Yahweh is telling fatherless men, if you rest in me and hold fast my covenant, I will make you fruitful pillars in my house.
Then he promises to the foreigners who join themselves to the LORD and serve Him, again, keeping Sabbath rest in Him, holding fast His covenant,
Isaiah 56:7 (ESV)
these I will bring to my holy mountain, and make them joyful in my house of prayer;
their burnt offerings and their sacrifices will be accepted on my altar;
for my house shall be called a house of prayer for all peoples.”
He concludes this section by saying,
Isaiah 56:8 (ESV)
The Lord God, who gathers the outcasts of Israel, declares,
“I will gather yet others to him besides those already gathered.”
As we saw last week, our lives are signs to others that point to the God we proclaim and demonstrate with our lives.

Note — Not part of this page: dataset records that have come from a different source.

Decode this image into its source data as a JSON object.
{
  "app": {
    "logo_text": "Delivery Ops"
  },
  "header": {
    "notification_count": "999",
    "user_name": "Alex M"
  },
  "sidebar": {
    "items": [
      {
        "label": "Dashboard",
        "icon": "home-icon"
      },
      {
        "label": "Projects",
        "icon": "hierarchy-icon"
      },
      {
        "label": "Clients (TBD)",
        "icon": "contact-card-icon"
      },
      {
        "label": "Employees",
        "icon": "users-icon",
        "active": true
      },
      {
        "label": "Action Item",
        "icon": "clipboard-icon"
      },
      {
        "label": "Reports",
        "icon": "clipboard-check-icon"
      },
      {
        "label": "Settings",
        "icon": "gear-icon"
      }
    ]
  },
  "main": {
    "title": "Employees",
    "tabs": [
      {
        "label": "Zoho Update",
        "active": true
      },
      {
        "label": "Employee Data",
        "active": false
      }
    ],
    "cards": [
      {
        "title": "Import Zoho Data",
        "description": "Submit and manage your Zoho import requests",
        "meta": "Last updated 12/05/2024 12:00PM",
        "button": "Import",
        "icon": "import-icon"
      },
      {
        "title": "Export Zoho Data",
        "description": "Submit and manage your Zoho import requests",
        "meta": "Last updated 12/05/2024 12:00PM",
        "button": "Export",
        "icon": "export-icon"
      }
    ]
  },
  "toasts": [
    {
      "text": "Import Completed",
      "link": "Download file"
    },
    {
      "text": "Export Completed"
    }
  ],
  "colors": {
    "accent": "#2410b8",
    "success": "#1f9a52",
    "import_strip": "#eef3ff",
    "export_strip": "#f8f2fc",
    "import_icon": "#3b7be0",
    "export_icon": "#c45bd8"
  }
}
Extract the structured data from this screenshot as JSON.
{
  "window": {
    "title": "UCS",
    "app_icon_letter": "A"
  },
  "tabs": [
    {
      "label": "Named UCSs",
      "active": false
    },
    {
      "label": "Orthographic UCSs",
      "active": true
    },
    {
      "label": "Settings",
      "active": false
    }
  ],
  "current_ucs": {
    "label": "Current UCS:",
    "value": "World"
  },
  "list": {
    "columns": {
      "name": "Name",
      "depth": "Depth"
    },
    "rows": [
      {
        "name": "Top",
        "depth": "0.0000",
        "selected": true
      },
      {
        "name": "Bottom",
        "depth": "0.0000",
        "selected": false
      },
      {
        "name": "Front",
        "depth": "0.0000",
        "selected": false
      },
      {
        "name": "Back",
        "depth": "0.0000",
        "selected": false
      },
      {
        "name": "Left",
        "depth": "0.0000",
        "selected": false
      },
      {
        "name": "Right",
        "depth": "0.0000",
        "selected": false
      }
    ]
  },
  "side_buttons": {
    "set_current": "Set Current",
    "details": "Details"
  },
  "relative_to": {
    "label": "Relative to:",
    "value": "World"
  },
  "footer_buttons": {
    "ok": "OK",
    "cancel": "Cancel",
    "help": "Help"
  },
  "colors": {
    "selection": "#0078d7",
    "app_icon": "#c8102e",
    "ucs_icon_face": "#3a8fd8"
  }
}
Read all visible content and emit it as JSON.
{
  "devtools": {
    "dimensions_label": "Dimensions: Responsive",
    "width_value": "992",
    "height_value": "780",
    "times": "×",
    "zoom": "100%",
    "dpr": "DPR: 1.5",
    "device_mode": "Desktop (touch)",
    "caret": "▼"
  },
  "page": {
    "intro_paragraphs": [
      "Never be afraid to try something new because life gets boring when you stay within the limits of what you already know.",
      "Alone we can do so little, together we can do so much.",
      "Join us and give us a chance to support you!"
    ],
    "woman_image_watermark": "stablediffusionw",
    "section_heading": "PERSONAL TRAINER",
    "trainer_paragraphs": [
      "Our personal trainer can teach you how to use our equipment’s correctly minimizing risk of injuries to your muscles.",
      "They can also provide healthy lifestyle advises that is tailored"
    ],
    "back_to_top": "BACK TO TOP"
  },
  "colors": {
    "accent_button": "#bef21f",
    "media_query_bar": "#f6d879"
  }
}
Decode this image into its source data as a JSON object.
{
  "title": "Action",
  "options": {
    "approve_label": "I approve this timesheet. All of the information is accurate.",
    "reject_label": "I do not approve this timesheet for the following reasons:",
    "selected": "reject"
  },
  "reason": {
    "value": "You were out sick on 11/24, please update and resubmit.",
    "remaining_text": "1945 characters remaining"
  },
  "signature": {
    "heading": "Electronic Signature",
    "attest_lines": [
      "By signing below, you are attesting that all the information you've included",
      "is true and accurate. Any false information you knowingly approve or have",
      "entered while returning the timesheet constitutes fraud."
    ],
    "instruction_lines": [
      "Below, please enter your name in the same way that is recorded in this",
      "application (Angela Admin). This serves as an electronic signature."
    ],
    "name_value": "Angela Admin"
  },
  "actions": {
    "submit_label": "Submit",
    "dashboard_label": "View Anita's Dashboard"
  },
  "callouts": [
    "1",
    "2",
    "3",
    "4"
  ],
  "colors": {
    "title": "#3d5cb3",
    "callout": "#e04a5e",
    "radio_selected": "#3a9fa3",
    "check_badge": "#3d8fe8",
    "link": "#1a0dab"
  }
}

Are we pointing outsiders and outcasts, and those the world labels “others” to the joy of God’s presence?
Are we a sign that outsiders and outcasts are welcome, they have a fruitful future in God’s house?
He wants them there.
Do we?
The problem we have is that too many religious people have also labeled outsiders as “other”, and we have found ways to keep them out of God’s house, either intentionally or by neglect, and this is a problem Yahweh addresses in 56:9-57:13.
There is No Refuge Outside of God
The chosen people had corrupted themselves in their idolatry and created an unjust society.
There was no light for the foreigners to follow to find God.
And worse, there was no room for the righteous person.
Yahweh labels the leaders of Israel, who should have been watchmen and shepherds, drunk dogs.
So,
Isaiah 57:1–2 (ESV)
The righteous man perishes, and no one lays it to heart; devout men are taken away, while no one understands.
For the righteous man is taken away from calamity; he enters into peace; they rest in their beds who walk in their uprightness.
God is having to rescue righteous people from evil among their own people.
There is no place for them in their own society.
But God promises they can find their rest in Him.
In fact, there is rest nowhere else.
Yahweh tells His people who were chasing idols,
Isaiah 57:10 (ESV)
You were wearied with the length of your way, but you did not say, “It is hopeless”;
you found new life for your strength, and so you were not faint.
There is no peace for those who worship idols.
It’s an endlessly exhausting and unsatisfying pursuit.
And when they reaped what they had sewn, and needed deliverance, Yahweh says,
Isaiah 57:13 (ESV)
When you cry out, let your collection of idols deliver you!
The wind will carry them all off, a breath will take them away.
But he who takes refuge in me shall possess the land and shall inherit my holy mountain.
We’ve probably talked about this ad nauseam, but we all have idols of our own creation from which wee seek hope, happiness, significance, and security.
They aren’t substantial enough to ultimately satisfy us.
But worse, while they demand our time and attention, they won’t pay us back with refuge in times of trouble.
But, and this would be a big but for Isaiah’s audience - they would have assumed only Israelites would inherit the promised land, and the temple mount belonged to no one but God alone - Yahweh promises that those who take refuge in the LORD God not only possess the land, but inherit His holy mountain.